Cherchez la femme

Hartos de encontrarse solamente en el campo de batalla, y habiendo sido una vez más los únicos supervivientes del más reciente encuentro, decidieron perdonarse la vida una vez más (ya era habitual para los dos soldados), partiendo cada uno para su facción. Pero antes de terminar de marcharse concertaron una cita: el que sobreviviera, debería ir, justo en un año, al café situado en la 47 Rue de Babylone, donde podrían charlar más a gusto.

La guerra continuó y seguían hallándose en batallas. La guerra terminó y las batallas cesaron. Los encuentros quedaron atrás.

Meses más tarde, el Coutume Café esperaba a dos soldados, quienes llegaron casi al mismo tiempo. Ordenó cada uno un café y comenzaron a charlar. Deportes, juegos, viajes, experiencias, la familia, política (poco),... Reían, golpeaban la mesa. El tercer café no fue café sino cerveza. La tercera cerveza fue whisky. Al borde de la noche dejaron el lugar que cerraba sus puertas y, balanceándose por las calles de París, siguieron platicando.

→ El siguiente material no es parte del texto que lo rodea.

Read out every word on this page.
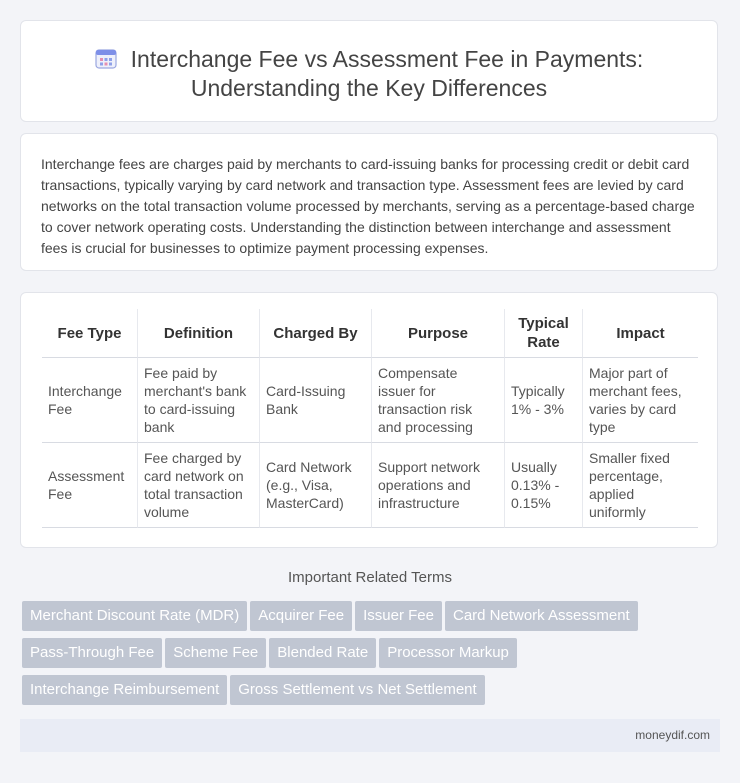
Interchange Fee vs Assessment Fee in Payments:
Understanding the Key Differences

Interchange fees are charges paid by merchants to card-issuing banks for processing credit or debit card transactions, typically varying by card network and transaction type. Assessment fees are levied by card networks on the total transaction volume processed by merchants, serving as a percentage-based charge to cover network operating costs. Understanding the distinction between interchange and assessment fees is crucial for businesses to optimize payment processing expenses.

Fee Type	Definition	Charged By	Purpose	Typical Rate	Impact
Interchange Fee	Fee paid by merchant's bank to card-issuing bank	Card-Issuing Bank	Compensate issuer for transaction risk and processing	Typically 1% - 3%	Major part of merchant fees, varies by card type
Assessment Fee	Fee charged by card network on total transaction volume	Card Network (e.g., Visa, MasterCard)	Support network operations and infrastructure	Usually 0.13% - 0.15%	Smaller fixed percentage, applied uniformly
Important Related Terms
Merchant Discount Rate (MDR) Acquirer Fee Issuer Fee Card Network Assessment
Pass-Through Fee Scheme Fee Blended Rate Processor Markup
Interchange Reimbursement Gross Settlement vs Net Settlement
moneydif.com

Como no puede ser de otra forma cuando dos camaradas charlan, llegaron al tema de las mujeres. Pícaros y ebrios, describieron con lujo de detalle la variedad de mujeres con quienes habían estado. Altas, bajas, delgadas, robustas, extranjeras y nacionales. Una que era de cabello largo y rizado, castaña, de grandes ojos morenos y piel bronceada cuasigitana... "A ver, repite eso", musitó el uno. "Una que era de cabello largo y rizado, castaña, de grandes ojos morenos y piel bronceada cuasigitana". "Y ella se llamaba Martha..." "Ella se llamaba así". Y terminó la tregua.

El sol mañanero iluminó dos cuerpos tirados en la orilla de la banqueta de un parque, cada uno con un tiro preciso en la sien y una pistola en la mano. La guerra no era culpa de ninguno de los dos, pero el sexo sí. Veinte años de matrimonio no bastaron a Martha para decir "No" al apuesto soldado que se le presentó. Así, sin imaginar que era quien era, accedió a sus intenciones y supuso que su marido, luchando en otro lado no tan lejano pero sin posibilidad de vuelta pronta, no llegaría a enterarse jamás. Pero él se enteró, porque como dice Borges, a la vida le encantan los paralelismos.

Los dos, ahí tirados, constituyeron el final definitivo de la guerra: volvía el horror cotidiano a la muerte. Los encabezados ya no anunciaron esos dos cuerpos como simples cifras, sino como una tragedia. La paz en la guerra se volvió guerra en la paz, y Martha se quedó sola (al menos hasta que conoció a Martín, pero esa es otra historia).